I made sure that he knew if I acted strange to grab me and pull me along as needed. I learned quickly how he earned that name. He only ever responded to anything with grunts of affirmation or disagreement. We met at an entrance. The cameras went dead, and the hum of electric current fell silent.
After a thumbs up, we crossed into Lambda Sector and waited for the sun, since the darkness beyond the fence was far more dangerous than on our side. White flames bobbed and danced between the trunks of trees, as if there were a party of revelers with strange torches chasing each other through the woods. Sam looked at me and shook his head and pointed to the ground. Don't look, got it?
I said, and looked down at the gravel in front of me. I could still see them, though, in my periphery, and could hear the faint tinkling of chimes. Focusing on the stones, I tried to hum and tune it out, but even they were becoming peculiar. A water-smooth bit of quartz rolled a few inches, and smaller gray stones shifted, joined by another, and another.
Soon the stones were all shifting and changing to form something, a face. 313 grinned up at me with a smile made of gravel, and I heard the whispers of her voice. I kicked the stones, startling Sam a bit, and looked up at the pink sky. Her voice was all threats and promises of pain, but I tried my best to ignore them as the sun came up.

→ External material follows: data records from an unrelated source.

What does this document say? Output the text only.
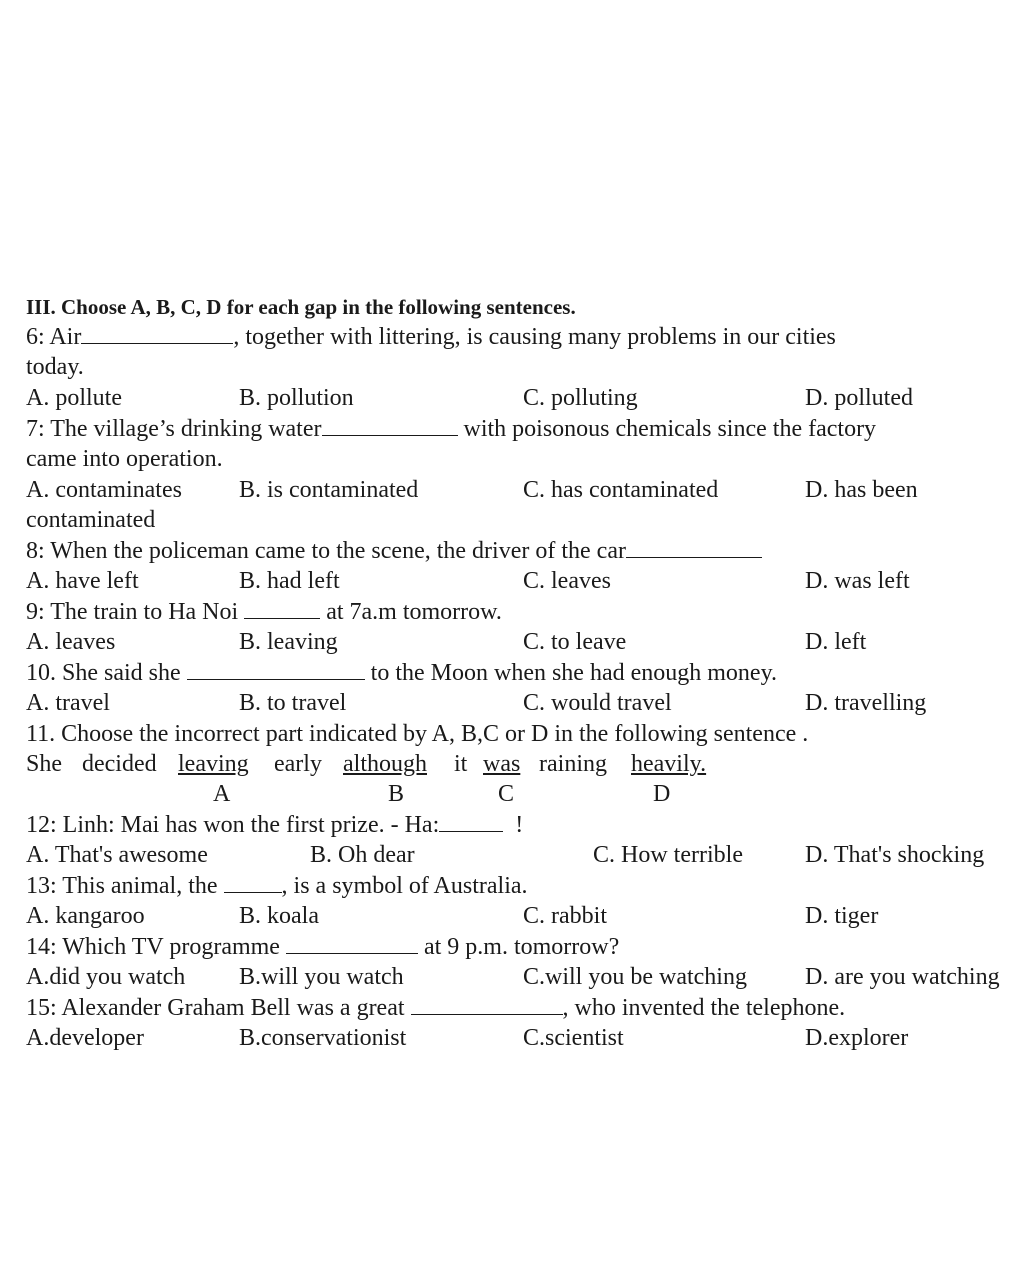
III. Choose A, B, C, D for each gap in the following sentences.
6: Air	, together with littering, is causing many problems in our cities
today.
A. pollute	B. pollution	C. polluting	D. polluted
7: The village’s drinking water	with poisonous chemicals since the factory
came into operation.
A. contaminates B. is contaminated	C. has contaminated	D. has been
contaminated
8: When the policeman came to the scene, the driver of the car
A. have left	B. had left	C. leaves	D. was left
9: The train to Ha Noi	at 7a.m tomorrow.
A. leaves	B. leaving	C. to leave	D. left
10. She said she	to the Moon when she had enough money.
A. travel	B. to travel	C. would travel	D. travelling
11. Choose the incorrect part indicated by A, B,C or D in the following sentence .
She decided leaving early although it was raining heavily.
A	B	C	D
12: Linh: Mai has won the first prize. - Ha:	!
A. That's awesome	B. Oh dear	C. How terrible	D. That's shocking
13: This animal, the	, is a symbol of Australia.
A. kangaroo	B. koala	C. rabbit	D. tiger
14: Which TV programme	at 9 p.m. tomorrow?
A.did you watch B.will you watch	C.will you be watching D. are you watching
15: Alexander Graham Bell was a great	, who invented the telephone.
A.developer	B.conservationist	C.scientist	D.explorer
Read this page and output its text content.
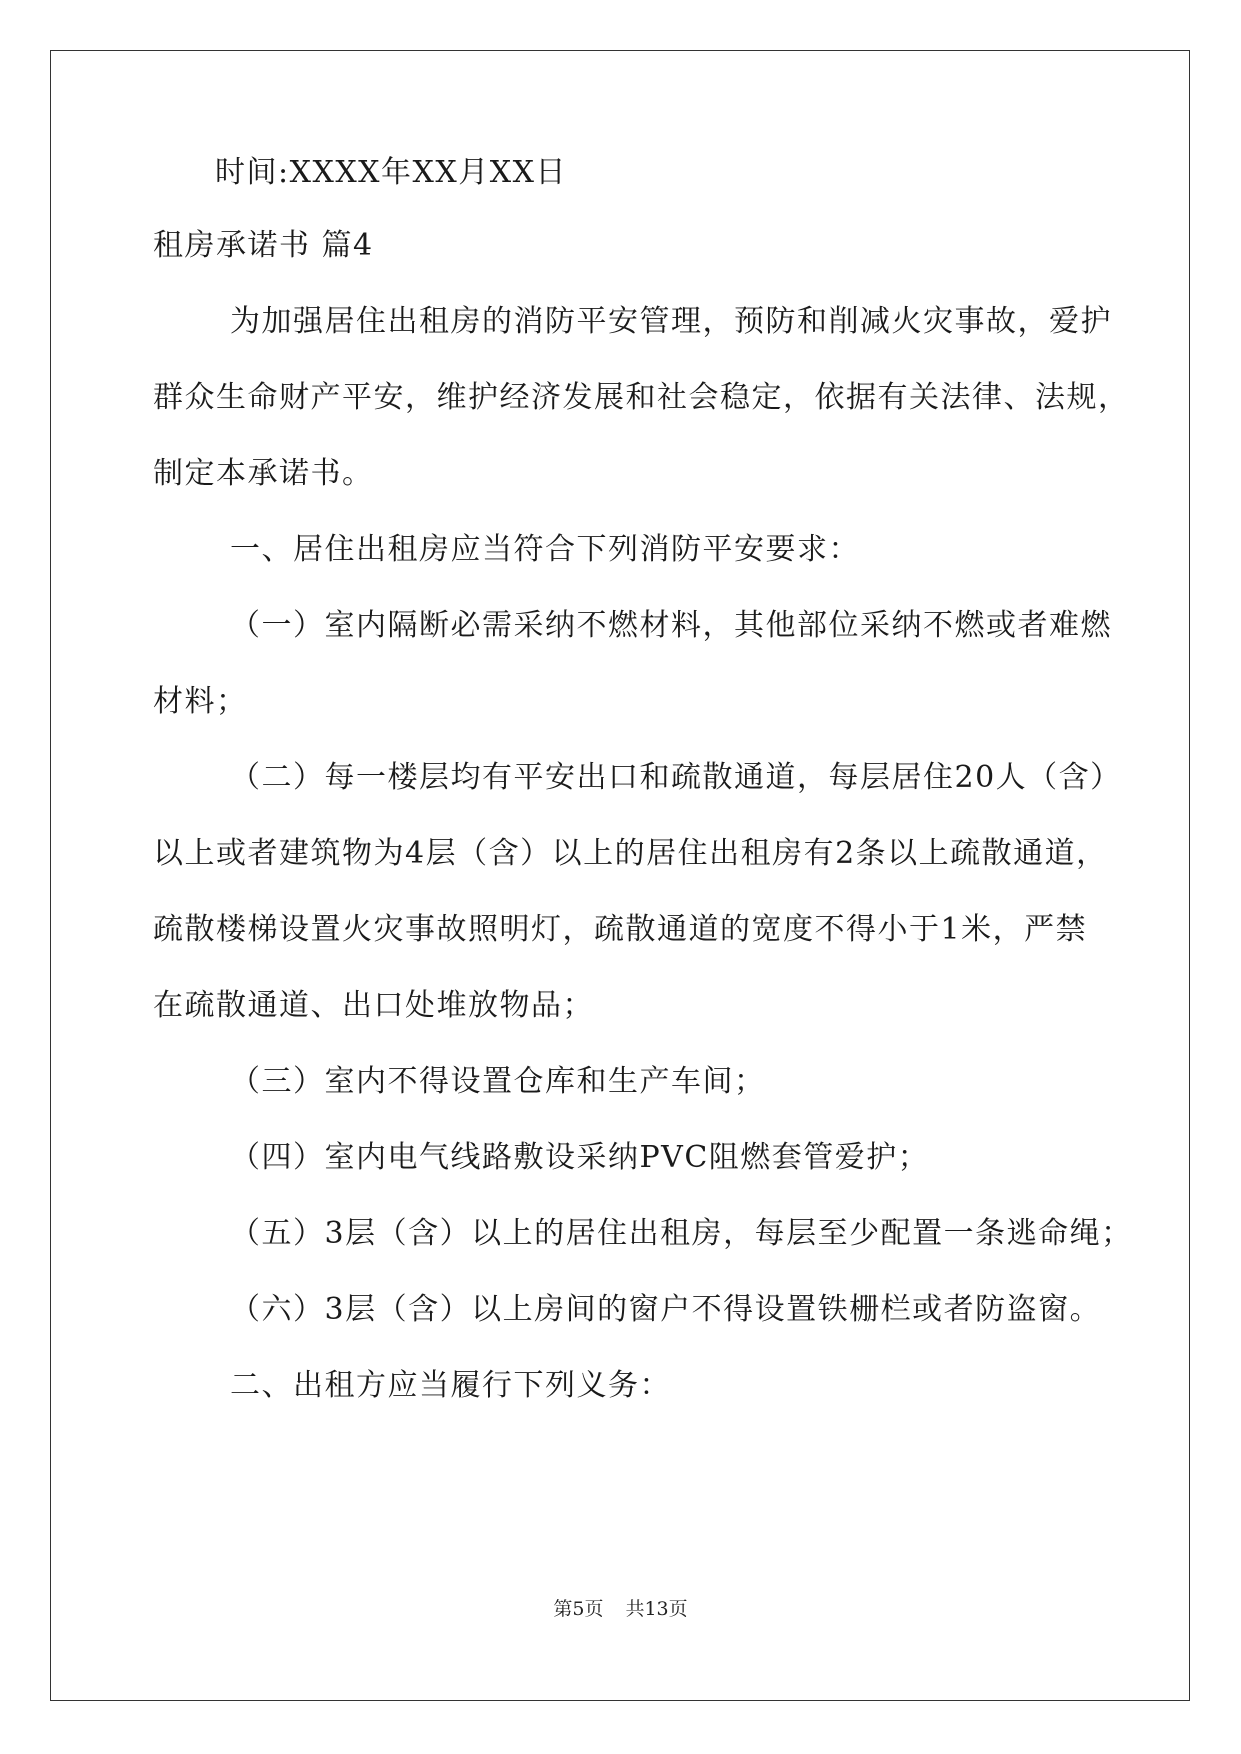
时间:XXXX年XX月XX日
租房承诺书 篇4
为加强居住出租房的消防平安管理，预防和削减火灾事故，爱护
群众生命财产平安，维护经济发展和社会稳定，依据有关法律、法规，
制定本承诺书。
一、居住出租房应当符合下列消防平安要求：
（一）室内隔断必需采纳不燃材料，其他部位采纳不燃或者难燃
材料；
（二）每一楼层均有平安出口和疏散通道，每层居住20人（含）
以上或者建筑物为4层（含）以上的居住出租房有2条以上疏散通道，
疏散楼梯设置火灾事故照明灯，疏散通道的宽度不得小于1米，严禁
在疏散通道、出口处堆放物品；
（三）室内不得设置仓库和生产车间；
（四）室内电气线路敷设采纳PVC阻燃套管爱护；
（五）3层（含）以上的居住出租房，每层至少配置一条逃命绳；
（六）3层（含）以上房间的窗户不得设置铁栅栏或者防盗窗。
二、出租方应当履行下列义务：
第5页 共13页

The flames receded into the woods, the sound of chimes going with them, and then Silent Sam and I began walking. We passed through the veil, neither of us flinching since we were both used to it. Sam watched me, though, used to folks falling over from the wave of vertigo that went with crossing it. He nodded, and we continued down the gravel road.
I knew where I was going and only needed him for protection and to help if I was hallucinating. The labs were half a mile within the first wall, the wall that used to mark the border of the sector. I wasn't sure why it expanded and didn't know if anyone knew. The anomalous activity inside the sector was the subject of more scientific interest than anything else in history until it expanded again.
We thought it was stable after the first two times it expanded in pretty close succession, but after ten years, it jumped a third time. That jump halted most of the research, but not all. Lives were lost, but people are still convinced that Lambda Sector holds miracles. I didn't know, especially now as 313 messed with my mind, trying to find ways for me to cause my death.
I couldn't blame her, though. She didn't have a good life. I read the files on 313, even though I wasn't supposed to. She was taken into custody after her parents were killed in front of her. Apparently, her father found out she had some kind of gift and used it to cheat at illegal poker. This made him lots of enemies, and they caught up to him.
But the men who killed her parents both ended up killing each other afterwards. This caught the attention of Dr. Isaac, who was a firm believer that humans were evolving. He tried to hone her powers through every method he could think of, but the only thing that worked was sensory deprivation. At first, it started with tanks. She could find people anywhere in the nation.